Ideally you only keep personal code bases or smaller data sets here. This quota can not be changed, if you need more data one of the other storage spots on gscratch (e.g., lab folder, scrubbed) are better suited.

Group or Lab Directories#

  • Shared lab storage at $10 / TB / month.
  • NVMe flash tier on KLONE.

If you run the groups command you'll see what groups you are a member of. For example, one of my groups is stf, which means I'm a member of the "stf" group (i.e., the Research Computing Club). Whatever groups you are seeing here you can access your lab storage at /gscratch/mylab/ where mylab is any group you're a member of. In this example that means I have access to the /gscratch/stf/ and only members of the stf group have access to this folder. Please note, on MOX the group names have a hyak prefix. For example, stf will appear as hyak-stf.

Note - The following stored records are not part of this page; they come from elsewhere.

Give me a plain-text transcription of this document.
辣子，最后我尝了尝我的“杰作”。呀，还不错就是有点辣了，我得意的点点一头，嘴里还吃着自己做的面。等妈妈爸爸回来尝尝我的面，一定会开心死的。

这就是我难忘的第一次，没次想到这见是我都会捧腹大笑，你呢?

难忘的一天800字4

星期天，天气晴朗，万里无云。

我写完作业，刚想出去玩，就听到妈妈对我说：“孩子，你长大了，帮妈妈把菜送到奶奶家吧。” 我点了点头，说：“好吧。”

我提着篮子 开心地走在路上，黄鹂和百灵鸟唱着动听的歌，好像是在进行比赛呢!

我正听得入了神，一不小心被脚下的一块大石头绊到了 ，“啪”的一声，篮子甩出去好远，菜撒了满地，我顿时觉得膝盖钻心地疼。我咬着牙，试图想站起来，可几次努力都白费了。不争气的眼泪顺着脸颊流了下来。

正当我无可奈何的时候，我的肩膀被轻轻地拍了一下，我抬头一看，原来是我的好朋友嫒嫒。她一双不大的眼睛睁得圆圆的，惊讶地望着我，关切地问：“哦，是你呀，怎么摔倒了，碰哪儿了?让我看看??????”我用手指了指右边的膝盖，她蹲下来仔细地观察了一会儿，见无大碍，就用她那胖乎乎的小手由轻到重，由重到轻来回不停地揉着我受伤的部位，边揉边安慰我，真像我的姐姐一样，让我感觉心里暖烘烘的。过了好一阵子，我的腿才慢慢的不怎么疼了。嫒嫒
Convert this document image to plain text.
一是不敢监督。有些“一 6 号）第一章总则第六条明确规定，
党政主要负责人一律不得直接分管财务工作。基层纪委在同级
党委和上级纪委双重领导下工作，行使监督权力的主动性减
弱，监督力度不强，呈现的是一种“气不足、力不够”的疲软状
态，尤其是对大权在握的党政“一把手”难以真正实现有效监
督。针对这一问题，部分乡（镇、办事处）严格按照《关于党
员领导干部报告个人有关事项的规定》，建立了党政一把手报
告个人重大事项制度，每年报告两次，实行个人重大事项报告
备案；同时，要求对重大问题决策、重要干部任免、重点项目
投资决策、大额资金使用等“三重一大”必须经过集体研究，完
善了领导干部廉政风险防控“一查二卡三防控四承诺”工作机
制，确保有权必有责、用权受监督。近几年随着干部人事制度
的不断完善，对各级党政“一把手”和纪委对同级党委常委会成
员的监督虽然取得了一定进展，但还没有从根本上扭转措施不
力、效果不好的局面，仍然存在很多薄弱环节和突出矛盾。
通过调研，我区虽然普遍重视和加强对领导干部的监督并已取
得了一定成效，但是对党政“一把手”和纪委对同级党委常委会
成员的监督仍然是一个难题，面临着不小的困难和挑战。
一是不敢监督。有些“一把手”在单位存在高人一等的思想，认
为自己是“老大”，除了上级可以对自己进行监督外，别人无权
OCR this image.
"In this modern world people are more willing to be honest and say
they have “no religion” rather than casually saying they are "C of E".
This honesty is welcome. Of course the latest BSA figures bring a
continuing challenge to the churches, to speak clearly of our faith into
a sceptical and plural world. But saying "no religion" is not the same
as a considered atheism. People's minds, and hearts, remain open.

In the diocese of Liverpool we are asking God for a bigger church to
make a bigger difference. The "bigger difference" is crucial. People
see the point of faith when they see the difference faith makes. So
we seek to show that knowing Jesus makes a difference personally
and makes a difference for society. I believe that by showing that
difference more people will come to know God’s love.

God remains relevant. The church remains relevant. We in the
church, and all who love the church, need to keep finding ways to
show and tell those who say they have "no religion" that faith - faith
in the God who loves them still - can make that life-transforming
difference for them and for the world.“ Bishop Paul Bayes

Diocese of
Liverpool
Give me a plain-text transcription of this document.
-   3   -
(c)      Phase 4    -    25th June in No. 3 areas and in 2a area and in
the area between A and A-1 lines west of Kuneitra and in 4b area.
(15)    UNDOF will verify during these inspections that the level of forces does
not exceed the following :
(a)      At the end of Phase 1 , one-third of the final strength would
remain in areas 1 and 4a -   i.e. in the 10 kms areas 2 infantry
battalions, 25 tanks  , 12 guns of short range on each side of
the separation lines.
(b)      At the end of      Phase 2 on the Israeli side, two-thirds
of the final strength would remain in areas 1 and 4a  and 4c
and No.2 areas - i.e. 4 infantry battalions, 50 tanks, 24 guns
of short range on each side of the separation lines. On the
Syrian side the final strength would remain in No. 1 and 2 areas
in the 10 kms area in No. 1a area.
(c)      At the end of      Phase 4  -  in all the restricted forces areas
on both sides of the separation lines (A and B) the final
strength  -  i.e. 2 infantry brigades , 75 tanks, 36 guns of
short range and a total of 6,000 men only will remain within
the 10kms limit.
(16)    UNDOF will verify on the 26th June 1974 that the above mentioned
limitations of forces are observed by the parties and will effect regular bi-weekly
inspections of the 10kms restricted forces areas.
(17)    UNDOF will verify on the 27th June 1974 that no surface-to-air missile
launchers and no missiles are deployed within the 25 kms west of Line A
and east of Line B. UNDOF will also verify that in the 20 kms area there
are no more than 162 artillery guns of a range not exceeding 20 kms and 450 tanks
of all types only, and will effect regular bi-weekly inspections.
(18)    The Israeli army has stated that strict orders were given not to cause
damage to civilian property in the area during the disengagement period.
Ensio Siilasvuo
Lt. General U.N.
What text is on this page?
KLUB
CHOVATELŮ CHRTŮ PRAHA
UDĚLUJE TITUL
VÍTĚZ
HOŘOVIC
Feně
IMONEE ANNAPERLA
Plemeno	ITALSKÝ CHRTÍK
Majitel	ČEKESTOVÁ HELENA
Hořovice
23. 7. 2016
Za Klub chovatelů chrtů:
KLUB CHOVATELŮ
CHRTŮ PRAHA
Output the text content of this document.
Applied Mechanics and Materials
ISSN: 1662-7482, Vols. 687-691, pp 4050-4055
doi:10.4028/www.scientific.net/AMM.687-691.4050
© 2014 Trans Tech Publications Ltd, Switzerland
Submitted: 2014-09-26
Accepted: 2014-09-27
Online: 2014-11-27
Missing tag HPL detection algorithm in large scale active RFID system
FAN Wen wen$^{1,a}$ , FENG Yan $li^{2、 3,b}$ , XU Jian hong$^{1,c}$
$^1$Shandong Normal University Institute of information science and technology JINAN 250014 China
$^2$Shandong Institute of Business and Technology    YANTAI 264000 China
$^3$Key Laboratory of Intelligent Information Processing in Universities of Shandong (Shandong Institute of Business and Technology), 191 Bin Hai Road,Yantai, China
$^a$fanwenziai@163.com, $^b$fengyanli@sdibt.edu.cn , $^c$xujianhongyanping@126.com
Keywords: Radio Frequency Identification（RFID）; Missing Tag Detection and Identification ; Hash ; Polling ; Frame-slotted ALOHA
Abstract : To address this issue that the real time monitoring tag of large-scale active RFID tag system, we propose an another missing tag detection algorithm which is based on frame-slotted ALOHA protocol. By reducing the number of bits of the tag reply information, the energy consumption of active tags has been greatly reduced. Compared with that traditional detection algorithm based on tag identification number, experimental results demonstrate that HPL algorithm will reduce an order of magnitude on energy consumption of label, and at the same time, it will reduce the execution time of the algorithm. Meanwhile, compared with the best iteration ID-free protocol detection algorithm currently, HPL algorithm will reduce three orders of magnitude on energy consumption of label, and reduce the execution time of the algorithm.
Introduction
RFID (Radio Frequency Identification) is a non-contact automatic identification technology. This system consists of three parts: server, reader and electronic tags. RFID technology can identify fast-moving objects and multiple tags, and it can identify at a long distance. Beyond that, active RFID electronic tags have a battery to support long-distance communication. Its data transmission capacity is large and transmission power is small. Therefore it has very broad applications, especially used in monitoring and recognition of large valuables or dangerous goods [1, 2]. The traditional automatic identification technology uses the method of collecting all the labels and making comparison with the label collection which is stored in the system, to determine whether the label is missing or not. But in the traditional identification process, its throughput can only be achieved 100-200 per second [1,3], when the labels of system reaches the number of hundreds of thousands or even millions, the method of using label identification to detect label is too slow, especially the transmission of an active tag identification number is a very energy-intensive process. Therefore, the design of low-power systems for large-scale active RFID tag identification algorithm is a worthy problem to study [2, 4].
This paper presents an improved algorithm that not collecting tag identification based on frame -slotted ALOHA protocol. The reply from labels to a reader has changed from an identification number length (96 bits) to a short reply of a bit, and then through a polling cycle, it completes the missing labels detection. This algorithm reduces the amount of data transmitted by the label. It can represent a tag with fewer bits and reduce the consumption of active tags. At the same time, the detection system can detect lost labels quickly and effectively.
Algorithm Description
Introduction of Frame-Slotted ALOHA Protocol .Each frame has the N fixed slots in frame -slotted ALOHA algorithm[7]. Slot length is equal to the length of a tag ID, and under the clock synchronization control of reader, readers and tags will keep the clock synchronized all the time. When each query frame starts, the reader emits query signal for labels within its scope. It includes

Your lab gets 1 TB per node that your group has contributed to KLONE (or 4 TB per node in the case of a GPU node).

tip

Your lab quota can be increased for $10 / TB / month.

Your lab storage quota can be increased (or decreased) in 1 TB granularity and adjusted on a month-to-month basis as your needs require. If you hit file (i.e., inode) limits, email us and we can increase those limits for no additional cost if your workflows warrant.

important

Check group quotas and current use with the hyakstorage command.

Snapshots are done once an hour for 24 hours on every /gscratch/mylab/ folder on KLONE. SNAPSHOTS ARE NOT BACKUP! If you need to recover something navigate to the base directory of your lab folder in gscratch and look in the .snapshots folder like below. You can navigate to any point in time there is a snapshot and copy back out any file that existed in the recent past.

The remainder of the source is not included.